NEWS

Family, friends remember woman hit along East Basin Road

Brittany Horn
The News Journal

Children wept into the arms of family members and friends Friday, just feet away from the spot where their mother, Melissa Livingstone, was hit by a car and killed late Wednesday night near New Castle.

Spray paint still marked the spot where Livingstone, 36, was struck by a 2001 Toyota Corolla driven by Archie “Dale” Thorton as she and fellow pedestrian Robert Spencer were attempting to cross the southbound lanes of East Basin Road (Del. 141).

Spencer was also hit and injured, though he survived.

Livingstone left behind four children — three daughters and a son — said her mother, Terri Haslam, who gathered with family and friends Friday night to remember their loved one at the site of the crash.

The girls were with their grandmother when Livingstone was hit late Wednesday night along a dark stretch of Del. 141 near William Penn High School.

“She was my daughter,” Haslam said through tears, “and we bumped heads, but I miss her so much.”

Haslam fought through tears most of the night, as the family erected a white cross with Livingstone’s name on it next to the bus portal where she was hit. Flowers, balloons and messages of love adorned the cross.

But the crowd parted when Thorton, who said he’s not sure if he can ever drive his car again, arrived to meet the family. They invited him to come after connecting on Facebook after the crash.

Haslam embraced him in her arms as Thorton repeated over and over again, “I’m so, so sorry.”

The mother wiped her eyes, looking up at him before speaking.

“It’s OK,” she said. “It was an accident. It was just an accident.”

Thorton has since made it his mission to get better streetlights along the stretch of East Basin Road where few areas are lit by sources other than storefronts.

He wants it to be a way to honor the fallen mother and remember her life.

“I wish this had never happened,” he said. “But what can we do? How can we make sure this changes? We need lights.”

Livingstone was the second pedestrian killed along East Basin Road in less than a week, said Good Will Fire Chief Chris Robinson. He agrees that changes must be made to improve the pedestrian conditions and ensure no one else dies along that same stretch of road.

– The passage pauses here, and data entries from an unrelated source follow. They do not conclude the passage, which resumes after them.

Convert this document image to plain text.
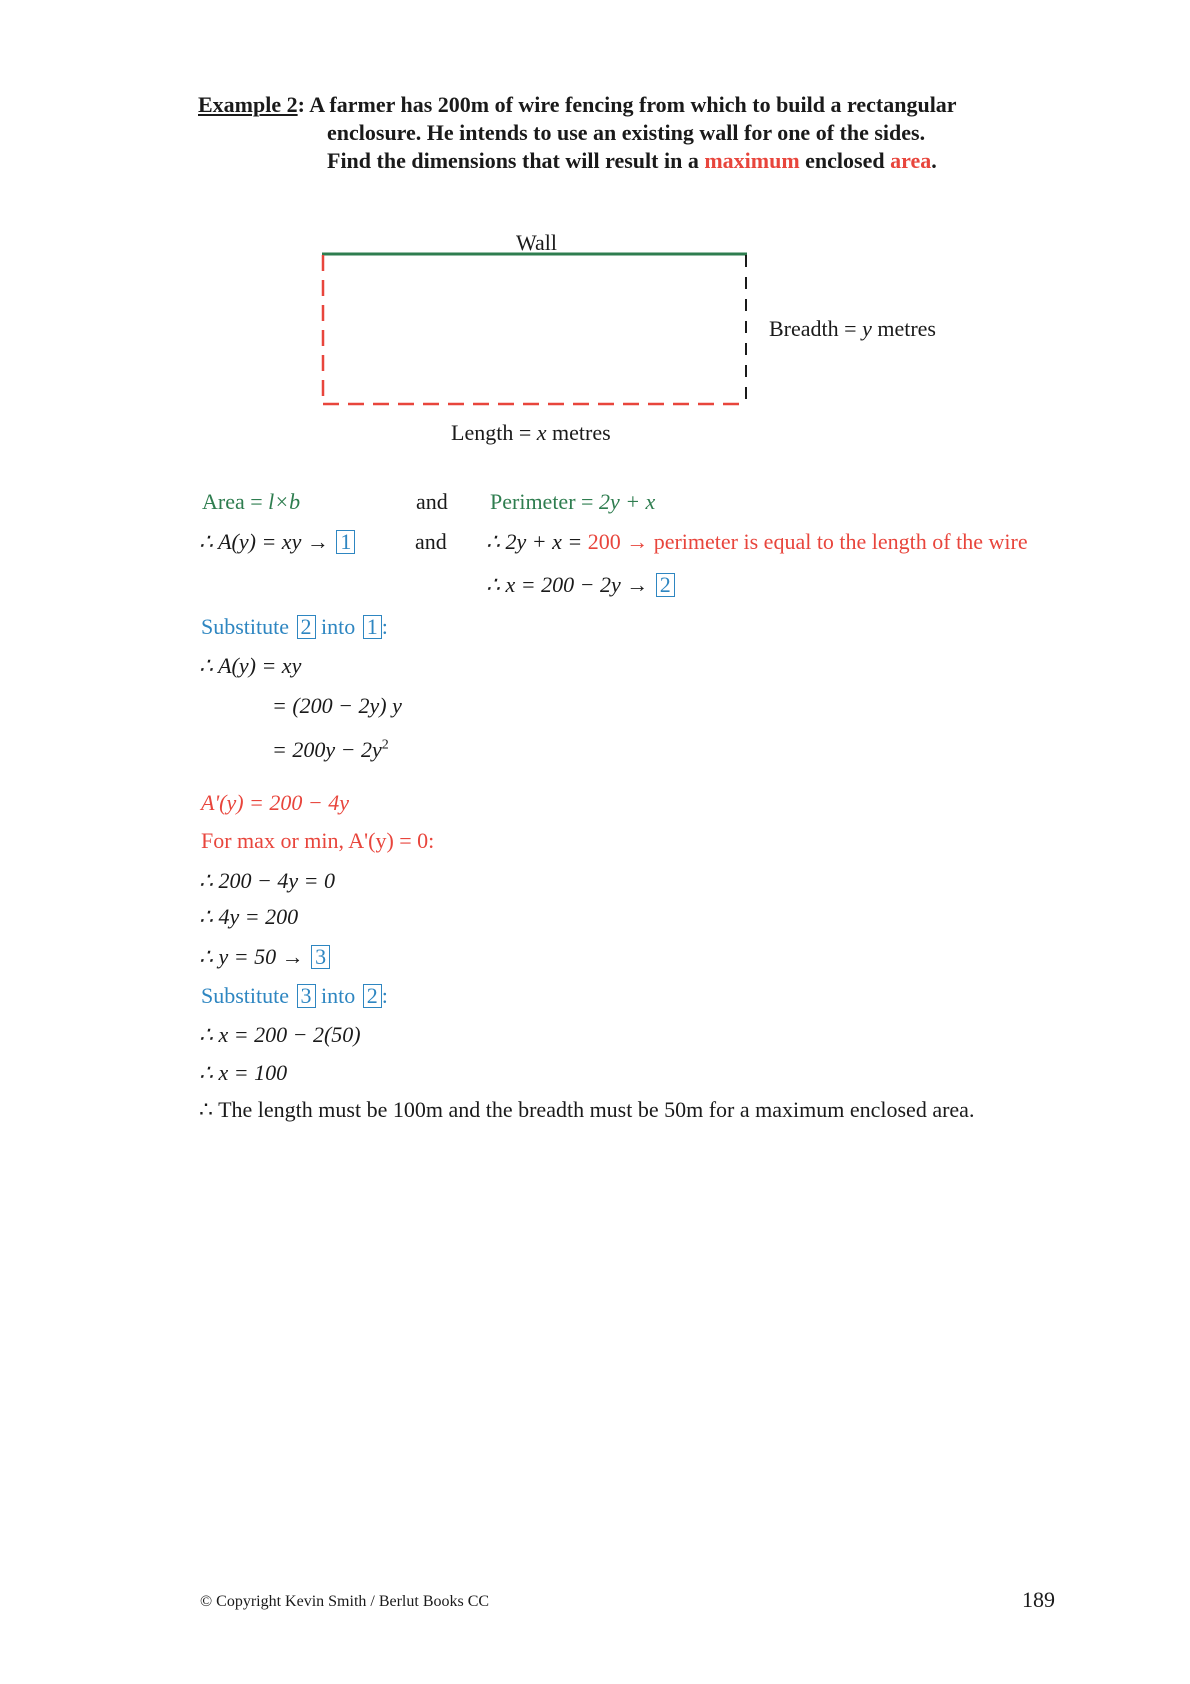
Example 2: A farmer has 200m of wire fencing from which to build a rectangular
enclosure. He intends to use an existing wall for one of the sides.
Find the dimensions that will result in a maximum enclosed area.
Wall
Breadth = y metres
Length = x metres
Area = l×b	and Perimeter = 2y + x
∴ A(y) = xy → 1	and ∴ 2y + x = 200 → perimeter is equal to the length of the wire
∴ x = 200 − 2y → 2
Substitute 2 into 1 :
∴ A(y) = xy
= (200 − 2y) y
= $200y - 2y^2$
A'(y) = 200 − 4y
For max or min, A'(y) = 0:
∴ 200 − 4y = 0
∴ 4y = 200
∴ y = 50 → 3
Substitute 3 into 2 :
∴ x = 200 − 2(50)
∴ x = 100
∴ The length must be 100m and the breadth must be 50m for a maximum enclosed area.
© Copyright Kevin Smith / Berlut Books CC	189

In responding to Wednesday night’s crash, Robinson said he had to bring in two fire trucks just to get enough light to clear the crash.

“For me, as the fire chief, it’s unacceptable,” he said. “As a parent, I can’t help but worry that the next person hit is going to be a student leaving here.”

“The days are getting shorter, the nights longer, and it’s going to be pitch black along here even earlier,” he added. “There needs to be more lights.”